= List of Canadian retail closures (21st century) =

Throughout the 21st century, retail businesses in Canada have felt the pressures of foreign store expansions into the country, as well as a shift towards online retail. As a result, closures have been a mix of stores unique to the nation, as well as newcomers like Target Canada.

== List of retailers ==

| Name | Type | Date announced | Locations affected | Situation | Sources |
|---|---|---|---|---|---|
| Addition Elle | clothing | June 2020 | 77 | Part of a larger restructuring of its owner, Reitmans. The company owns another plus-size retailer, Penningtons. |  |
| Agnew-Surpass | shoes | August 2000 | 223 | Bankruptcy |  |
| Best Buy | Electronics and Home Appliances | January 31, 2013 | 7 |  |  |
| Bath & Body Works | bath | May 2020 | 1 | Described as "rightsizing", it was part of a larger closure by L Brands. |  |
| Bentley Leathers | accessories | December 2019 | 90 |  |  |
| Bose | audio | January 2020 | 3 |  |  |
| The Bombay Company | home | January 2019 | - | Insolvency of owner Fluid Brands Inc |  |
| Bowring | home | January 2019 | - | Insolvency of owner Fluid Brands Inc |  |
| Bryan's | clothing | 2009 | 27 | Fell victim to the Great Recession |  |
| Claire's | accessories | February 2009 | 9 |  |  |
| DavidsTea | food | July 2020 | 82 | COVID-19 impacts. |  |
| Future Shop | electronics | January 2013 | 8 |  |  |
| Future Shop | electronics | 2014–2015 | 8+ | Including Boucherville, Greenfield Park, Montreal, Ottawa, Regina, Kingston, New Minas, and New Glasgow. |  |
| Future Shop | electronics | March 2015 | 66 | The other 65 locations were rebranded as Best Buy. |  |
| GameStop Canada | gaming | 2020–2021 | 2 |  |  |
| Gymboree | kids' clothing | January 2019 | 49 |  |  |
| HMV | music | 2017 | 97 | Debt and declining sales.
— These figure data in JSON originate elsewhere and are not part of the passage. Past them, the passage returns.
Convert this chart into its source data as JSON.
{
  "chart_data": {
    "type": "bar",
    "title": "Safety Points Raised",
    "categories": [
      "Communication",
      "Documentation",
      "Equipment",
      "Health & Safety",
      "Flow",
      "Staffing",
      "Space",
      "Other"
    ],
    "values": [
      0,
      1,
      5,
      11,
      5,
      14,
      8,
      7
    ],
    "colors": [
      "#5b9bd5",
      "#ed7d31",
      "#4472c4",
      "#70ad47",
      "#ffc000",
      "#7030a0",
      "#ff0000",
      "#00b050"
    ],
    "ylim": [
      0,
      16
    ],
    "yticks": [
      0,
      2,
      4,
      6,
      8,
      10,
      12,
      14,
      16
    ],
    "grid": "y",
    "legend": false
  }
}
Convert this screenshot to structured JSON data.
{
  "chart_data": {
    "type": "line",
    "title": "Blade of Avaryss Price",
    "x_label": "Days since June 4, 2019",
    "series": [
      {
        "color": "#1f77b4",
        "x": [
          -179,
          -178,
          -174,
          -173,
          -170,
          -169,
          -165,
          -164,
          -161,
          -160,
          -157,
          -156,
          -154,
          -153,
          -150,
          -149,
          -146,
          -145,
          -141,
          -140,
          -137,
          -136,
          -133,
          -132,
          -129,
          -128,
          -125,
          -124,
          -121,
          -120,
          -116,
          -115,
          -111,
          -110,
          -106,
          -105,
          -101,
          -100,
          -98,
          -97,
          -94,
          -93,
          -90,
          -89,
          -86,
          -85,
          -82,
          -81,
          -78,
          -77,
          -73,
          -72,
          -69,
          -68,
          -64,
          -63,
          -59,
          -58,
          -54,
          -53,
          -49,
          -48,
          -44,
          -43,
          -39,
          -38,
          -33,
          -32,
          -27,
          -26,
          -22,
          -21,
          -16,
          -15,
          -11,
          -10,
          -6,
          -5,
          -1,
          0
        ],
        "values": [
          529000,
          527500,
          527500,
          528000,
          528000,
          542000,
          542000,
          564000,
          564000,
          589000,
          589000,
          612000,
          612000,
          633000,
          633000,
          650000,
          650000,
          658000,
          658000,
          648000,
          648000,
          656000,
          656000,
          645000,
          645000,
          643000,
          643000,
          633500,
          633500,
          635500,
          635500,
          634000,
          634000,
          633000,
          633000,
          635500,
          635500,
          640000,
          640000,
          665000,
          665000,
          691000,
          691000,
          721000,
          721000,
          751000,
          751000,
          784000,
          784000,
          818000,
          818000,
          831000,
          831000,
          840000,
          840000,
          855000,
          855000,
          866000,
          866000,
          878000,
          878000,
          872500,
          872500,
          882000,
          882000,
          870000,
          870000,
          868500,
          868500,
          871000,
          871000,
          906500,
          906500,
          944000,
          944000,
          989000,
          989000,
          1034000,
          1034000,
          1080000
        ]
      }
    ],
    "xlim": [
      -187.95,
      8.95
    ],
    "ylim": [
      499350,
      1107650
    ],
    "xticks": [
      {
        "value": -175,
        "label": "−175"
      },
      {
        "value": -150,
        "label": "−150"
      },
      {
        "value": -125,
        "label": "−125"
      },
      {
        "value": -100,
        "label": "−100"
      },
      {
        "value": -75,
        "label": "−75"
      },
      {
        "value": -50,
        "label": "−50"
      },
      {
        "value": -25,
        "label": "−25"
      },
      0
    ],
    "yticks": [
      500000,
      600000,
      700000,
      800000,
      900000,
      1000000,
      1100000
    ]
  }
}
Sunrise Records purchased 70 of the leases, reopening the stores under their own brand. |  |
| Holt Renfrew | department | August 2014 | 3 | Locations in Ottawa, Quebec City, and Winnipeg |  |
| Holt Renfrew | department | May 2019 | 1 | Retailer had a downtown Edmonton store since 1950. |  |
| Hudson's Bay Company | department | May 2020/ June 2025 | 1/ 96 | Closure of a 207-year-old location/ Closure of remaining 96 stores due to Bankruptcy (1B$ in debt). |  |
| Lowe's Canada | department | December 2023 | - |  |  |
| Jean Machine | clothing | November 2018 | 24 | Remaining stores. |  |
| Mariposa | clothing | September 2008 |  | Bankruptcy due to the 2008 financial crisis |  |
| Nando's | restaurant | May 2020 | 21 | After closures, the chain had 27 locations open across Canada. |  |
| Nordstrom | department | March 2023 | 6 |  |  |
| Pier 1 Imports | Home goods | February 2020 | 67 | Bankruptcy |  |
| Sears Canada | department | June 2017 | 59 |  |  |
| Sears Canada | department | October 2017 | 74 |  |  |
| Sears Home | home | October 2017 | 8 |  |  |
| Sears Hometown | department | October 2017 | 49 |  |  |
| Staples | Office supplies and Electronics | 2014 | 15 | move to online sales |  |
| Stokes | Home goods | February 2020 | 40 | Bankruptcy |  |
| Thyme Maternity | clothing | June 2020 | 54 | Part of a larger restructuring of its owner, Reitmans. |  |
| Town Shoes | shoes | August 2018 | 38 | Citing competition. |  |
| Victoria's Secret | lingerie | May 2020 | 13 | Rightsizing |  |
| Williams Sonoma | kitchen | November 2019 | 2 | Both locations in Montreal. |  |
| Walmart | Department | 2021 | 3 in ON, 2 in AB, 1 in NL | due to low sales |  |
| Zellers | liquidation | 2011–2013 | 189 | Target acquires the leases of 189 Zellers stores, most of which it would convert into their own stores. Zellers would continue as a chain in 64 smaller communities. |  |
| Zellers | liquidation | 2012 | 64 | HBC announces that it would not continue the Zellers brand in smaller communities. |  |
| Zellers | liquidation | 2020 | 2 | The final locations served as liquidation stores for Hudson's Bay. |  |

The final two Overwaitea Foods stores were closed in 2018; these locations reopened as Save-On-Foods.